The new dictator was Vladimir Putin, a KGB officer before the Soviet Union collapsed. Putin wanted to restore the Russian empire. He seemed surprised when the Russian people did not share his enthusiasm for such efforts. This lack of enthusiasm for another major war became painfully obvious when Putin ordered a second invasion of Ukraine in February 2022.

Putin realized there might be problems if his troops did not win a quick victory. There was no victory, quick or otherwise. The Ukrainians fought back and forced the Russian troops trying to quickly take the Ukrainian capital to withdraw to Russia and redeploy to eastern Ukraine and Crimea …

The defeated Russian forces reacted differently to their defeat and accused their government of sending them up against a formidable enemy that they were told did not resist. Many Russian troops were angry over the fact that they were not told they were invading Ukraine, leaving them to discover that when they came under heavy fire after crossing the border they were not told about. After a few months of fighting Putin acted surprised as many Russian soldiers refused to go to Ukraine and many of those in Ukraine refused to fight.

As word spread inside Russia about what was going on in Ukraine, parents of conscripts backed their sons who were trying to stay out of the army and most definitely out of Ukraine. Putin apparently did not appreciate the fact that he was facing over a century of earlier heavy losses and bad leadership that had killed millions of Russians, in addition to those killed by enemy troops. The Rodina (the Russian people) had not forgotten because it was the Rodina that died, not their leaders. The bill for over a century of such attitudes came due on Putin’s watch.

This situation was not unique to Russia. After World War I Britain, France and other European democracies had to deal with popular resistance to another bloodbath. France was quickly (by 1940) defeated in World War II, in part because of its overreliance on static defenses and a general lack of enthusiasm for another major war. The British kept fighting but the elected government realized that the voters would not tolerate heavy losses. Measures were taken to keep casualties down. That meant less use of infantry and much more use of tanks and other armored vehicles. During World War II most tanks destroyed or disabled by enemy action resulted in most of the tank crew surviving, although some might be wounded. Because of this and an emphasis on keeping infantry losses low Britain suffered the fewest losses for any nation that was involved in the war from the beginning (1939) to the end. …

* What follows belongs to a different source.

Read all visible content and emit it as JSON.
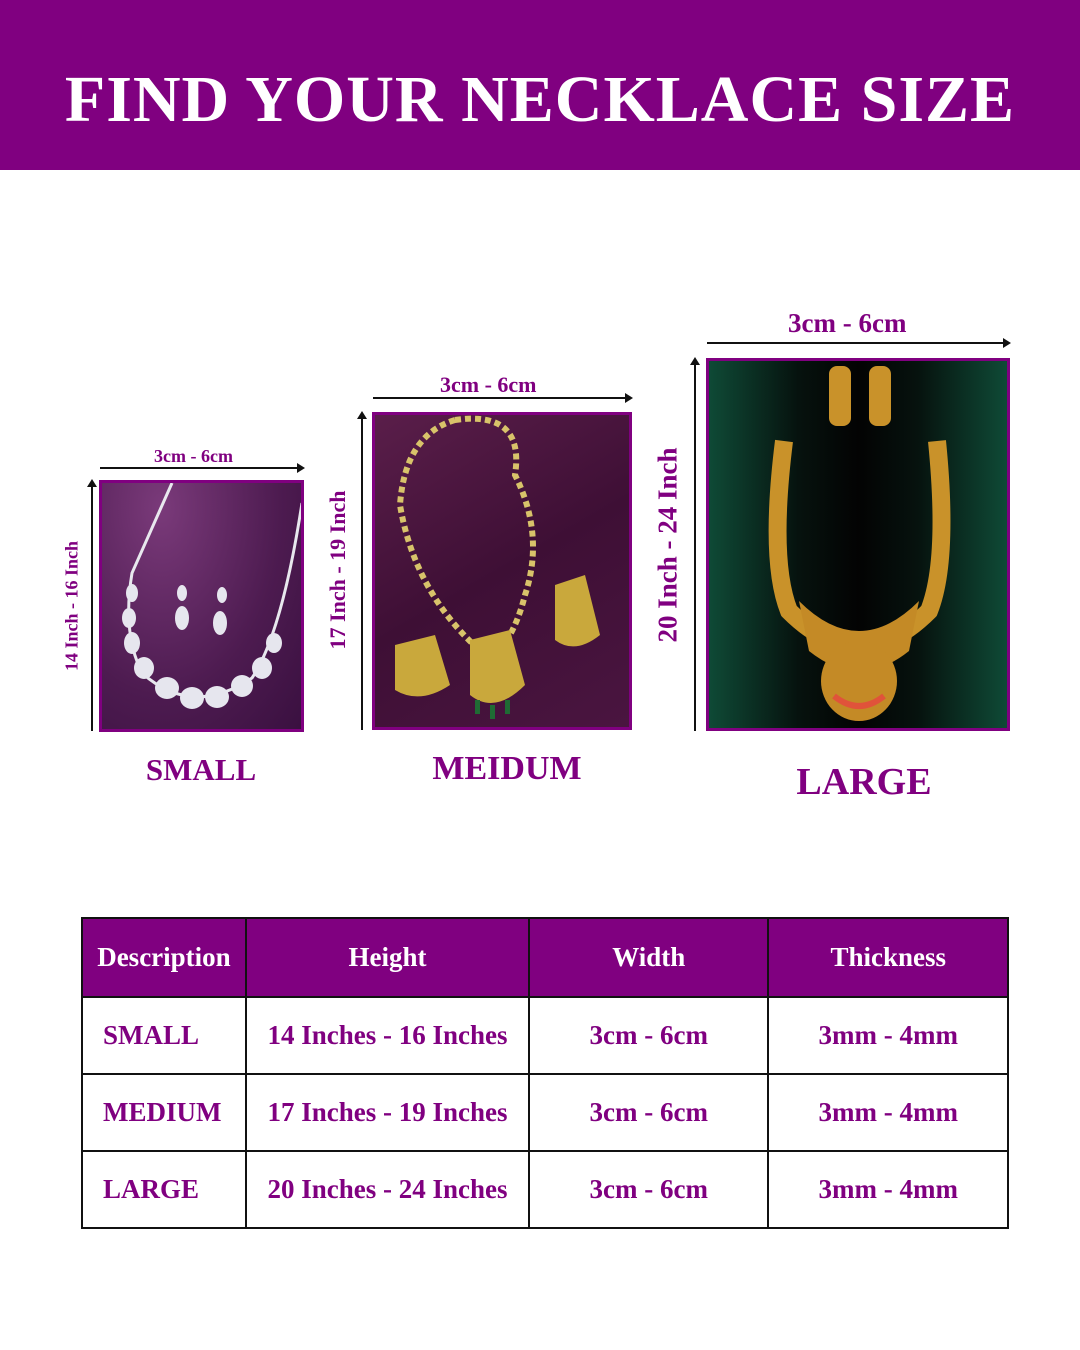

All nations that suffered heavy losses in World War II came out of the war less confident about the use of military force.

There was one exception; Russia. Dictator Josef Stalin had been responsible for the exceptionally high Russian losses during the war. This was because of his 1930s purges of suspected disloyal officers and troops in the military. Civilians suspected of disloyalty were also killed in large numbers, or sent to labor camps that few survived. Subordinates were unwilling to tell Stalin the truth about the degraded state of the military in 1940 because Stalin tended to execute anyone delivering bad news.

Russia was victorious in World War II despite, not because of Stalin. That was a state secret in Russia until early 1953 when Stalin died. Soon after that Stalin’s key functionaries were killed or arrested. There followed a “secret speech” to key communist officials that outlined the many mistakes Stalin had made during his two decades in power. This came as a shock to many of those who heard the admissions, which did not remain secret for long. Stalin’s official reputation went from hero to zero at least until Putin gained power. Russians could now discuss, or complain about the heavy losses during and before the war because of Stalin. Unlike most other dictators (including Hitler and the military government that ran Japan during the war), most absolute rulers stay in power by paying some attention to public sentiment. Stalin did not and was one of the few to die of old age.

The new Russia is not like the old Russia. Demographics are one thing, but a century of lies and callous treatment of infantry is ensuring that the Russians are simply running out of infantry in Ukraine. Nukes are no substitute.

Heavy casualties in an optional war are just not sustainable.